Ethiopia earns $13m in power export to Sudan, Djibouti

Tuesday October 11 2022
A hydroelectric dam in Ethiopia

A hydroelectric dam in Ethiopia. PHOTO | FILE | AFP


Ethiopia’s power agency has earned $13 million from exporting electricity to Sudan and Djibouti, it announced on Monday.

According to Ethiopian Electric Power (EEP), the state power utility, the money was secured in the last two months of the Ethiopian fiscal year.

The figures show that the country earned $5.61 million from exporting 112.36 million kWh electricity to Sudan and $7.42 million from exporting 120.39 million kWh electricity to Djibouti.

Read: Djibouti, Ethiopia to launch second power link

Initially, Ethiopia planned to earn more than $18.55 million by exporting more than 349.56 million kilowatt hours of electricity to Sudan and Djibouti in the last two months.

However, it only managed to export 232.76 million kilowatt hours of electricity and earned $13.04 million, achieving only 70.29 percent of its planned earnings.


The total electricity sold was 116.8 million kilowatt hours which is 33.42 percent less than what was planned.

Power export to Djibouti saw a rise exceeding the initial target by more than 12.29 percent.

On the contrary, Sudan's power import from Ethiopia saw a decline—only 46.36 percent of expected power output was sold to Sudan, one of the region's largest country.

The reported decline was due to reduced demand from the Sudanese electricity company, EEP said without giving further details.

Read: Lessons from Ethiopia’s waste-to-energy facility

During the last two years, relations between Sudan and Ethiopia has deteriorated over the disputed border region of al-Fashaga.
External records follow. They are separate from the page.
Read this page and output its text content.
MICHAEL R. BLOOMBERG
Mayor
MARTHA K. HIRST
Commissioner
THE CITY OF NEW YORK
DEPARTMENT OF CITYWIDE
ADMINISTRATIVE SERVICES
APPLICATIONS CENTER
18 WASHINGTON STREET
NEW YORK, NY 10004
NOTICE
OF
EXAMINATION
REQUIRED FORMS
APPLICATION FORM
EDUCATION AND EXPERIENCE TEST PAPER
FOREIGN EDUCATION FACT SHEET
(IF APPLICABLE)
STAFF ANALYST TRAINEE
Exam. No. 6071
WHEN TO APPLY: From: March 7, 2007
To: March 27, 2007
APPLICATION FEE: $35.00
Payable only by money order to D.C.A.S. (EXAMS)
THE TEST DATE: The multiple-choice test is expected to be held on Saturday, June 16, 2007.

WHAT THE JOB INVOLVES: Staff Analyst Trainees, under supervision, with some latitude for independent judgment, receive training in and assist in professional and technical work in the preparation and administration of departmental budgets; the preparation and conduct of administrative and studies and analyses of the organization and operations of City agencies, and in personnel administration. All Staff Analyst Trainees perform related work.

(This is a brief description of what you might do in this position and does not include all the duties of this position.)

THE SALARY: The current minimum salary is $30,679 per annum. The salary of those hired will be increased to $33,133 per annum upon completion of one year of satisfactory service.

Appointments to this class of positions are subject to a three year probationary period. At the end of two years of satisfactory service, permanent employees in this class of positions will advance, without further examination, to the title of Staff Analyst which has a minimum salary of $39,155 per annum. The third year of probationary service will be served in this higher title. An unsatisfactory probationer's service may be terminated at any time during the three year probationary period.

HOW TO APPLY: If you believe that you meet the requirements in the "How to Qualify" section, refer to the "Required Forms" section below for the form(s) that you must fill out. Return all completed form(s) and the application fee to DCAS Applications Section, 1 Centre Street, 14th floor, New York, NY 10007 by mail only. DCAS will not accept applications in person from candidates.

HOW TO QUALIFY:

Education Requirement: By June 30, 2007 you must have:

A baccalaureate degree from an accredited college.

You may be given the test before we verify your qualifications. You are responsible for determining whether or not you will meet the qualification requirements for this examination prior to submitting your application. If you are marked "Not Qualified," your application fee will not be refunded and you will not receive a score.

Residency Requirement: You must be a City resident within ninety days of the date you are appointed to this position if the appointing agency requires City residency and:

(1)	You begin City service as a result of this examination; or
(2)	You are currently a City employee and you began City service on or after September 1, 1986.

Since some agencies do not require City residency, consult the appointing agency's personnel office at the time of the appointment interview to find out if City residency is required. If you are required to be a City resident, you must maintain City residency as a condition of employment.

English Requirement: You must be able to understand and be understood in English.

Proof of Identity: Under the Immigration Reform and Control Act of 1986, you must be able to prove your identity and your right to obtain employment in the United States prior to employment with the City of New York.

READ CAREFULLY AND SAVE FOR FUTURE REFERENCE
Ethiopia's mega-dam project, which is being constructed on the Nile river, has also been an intermittent source of tension between the two.

Sudan and Egypt fear that the Grand Ethiopian Renaissance Dam, which is set to be Africa's largest and which Addis Ababa is filling so it can produce electricity, would eventually diminish water flow to the downstream countries.